Electrocardiography (ECG) plays a central role in cardiovascular diagnostics, yet existing automated approaches often struggle to generalize across clinical tasks and offer limited support for open-ended reasoning. We present HeartLLM, a novel framework that integrates time-series (TS) and language modeling by enabling large language models (LLMs) to process 12-lead ECG signals for clinical text generation tasks. Our approach discretizes continuous ECG embeddings into quantized codes using a lead-wise encoder and quantization module. These quantized codes are then mapped to an extended ECG vocabulary to form ECG tokens, enabling the model to process both ECG and natural language inputs within a unified framework.

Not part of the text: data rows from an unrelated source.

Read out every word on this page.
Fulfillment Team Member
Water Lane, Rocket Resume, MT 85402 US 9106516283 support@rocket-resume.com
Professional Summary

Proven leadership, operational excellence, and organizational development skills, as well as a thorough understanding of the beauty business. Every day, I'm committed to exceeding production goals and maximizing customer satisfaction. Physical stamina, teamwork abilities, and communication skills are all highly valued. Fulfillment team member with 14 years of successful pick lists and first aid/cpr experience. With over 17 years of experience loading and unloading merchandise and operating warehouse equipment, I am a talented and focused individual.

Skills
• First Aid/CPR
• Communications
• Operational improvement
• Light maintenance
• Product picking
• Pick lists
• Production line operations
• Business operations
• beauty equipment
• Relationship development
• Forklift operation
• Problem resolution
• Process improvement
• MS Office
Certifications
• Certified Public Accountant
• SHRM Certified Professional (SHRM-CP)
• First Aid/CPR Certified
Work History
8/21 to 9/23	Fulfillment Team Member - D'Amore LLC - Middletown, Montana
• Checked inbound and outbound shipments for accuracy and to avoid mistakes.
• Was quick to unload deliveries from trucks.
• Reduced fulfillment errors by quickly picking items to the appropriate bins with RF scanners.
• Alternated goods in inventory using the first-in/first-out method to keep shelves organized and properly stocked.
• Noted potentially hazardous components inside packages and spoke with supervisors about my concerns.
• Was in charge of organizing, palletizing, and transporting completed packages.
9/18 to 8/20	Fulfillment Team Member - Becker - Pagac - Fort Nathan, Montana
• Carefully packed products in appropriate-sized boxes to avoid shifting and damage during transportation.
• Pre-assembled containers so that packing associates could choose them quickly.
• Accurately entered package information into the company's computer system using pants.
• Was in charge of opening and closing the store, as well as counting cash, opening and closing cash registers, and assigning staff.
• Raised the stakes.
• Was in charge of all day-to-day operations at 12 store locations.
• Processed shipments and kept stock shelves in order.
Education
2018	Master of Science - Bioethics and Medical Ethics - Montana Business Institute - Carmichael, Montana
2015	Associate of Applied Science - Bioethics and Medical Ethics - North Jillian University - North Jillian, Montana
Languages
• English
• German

To bridge the modality gap, we pretrain the model on an autoregressive ECG token forecasting task, allowing the LLM to capture temporal dynamics through its inherent language modeling capability. Finally, we perform instruction tuning on both ECG question answering and diagnostic report generation. Without modifying the core model, HeartLLM achieves strong performance across tasks while maintaining generalization to out-of-distribution settings. Extensive experiments demonstrate the effectiveness of each component and highlight the potential of integrating discretized ECG tokens into LLMs for medical reasoning.

Paper Structure

This paper contains 32 sections, 7 equations, 4 figures, 3 tables.

Figures (4)

  • Figure 1: UMAP visualizations of ECG and text embedding distributions across different models. (a-b) TEST and TIMELLM exhibit clear modality separation. (c) CLIP shows partially aligned clusters, but still fragmented modality boundaries. (d) HeartLLM aligns all ECG representations with text in a shared semantic space, indicating effective modality unification without explicit contrastive pairing.
  • Figure 2: Overview of the HeartLLM framework. The model consists of three stages: (1) ECG Tokenizer, where 12-lead ECG signals are encoded by 12 lead-wise encoders and discretized with FSQ into symbolic ECG tokens; (2) ECG Token Pretraining, where an LLM is autoregressively pretrained on ECG tokens to jointly optimize the extended ECG vocabulary and the model using teacher-forcing next-token prediction; and (3) QA/Report Tuning, where the pretrained model is adapted to downstream tasks using lightweight LoRA tuning. Prompts include structured tabular features and textual instructions to guide generation or question answering.
  • Figure 3: Ablation study on the PTB-XL. (a) Report generation evaluated by BLEU, METEOR, and ROUGE. (b–d) EM accuracy on QA-Verify, QA-Choose, and QA-Query tasks. We compare the full model (Ours) against three variants: w/o TAB, w/o FT, and w/o DISC.
  • Figure 4: Visualization of latent alignment and signal reconstruction. (a-b) show attention maps for clinical queries, with shaded areas denoting high-impact segments. (c) shows reconstructed waveforms from symbolic tokens, demonstrating that discretization suppresses noise overfitting while preserving key information.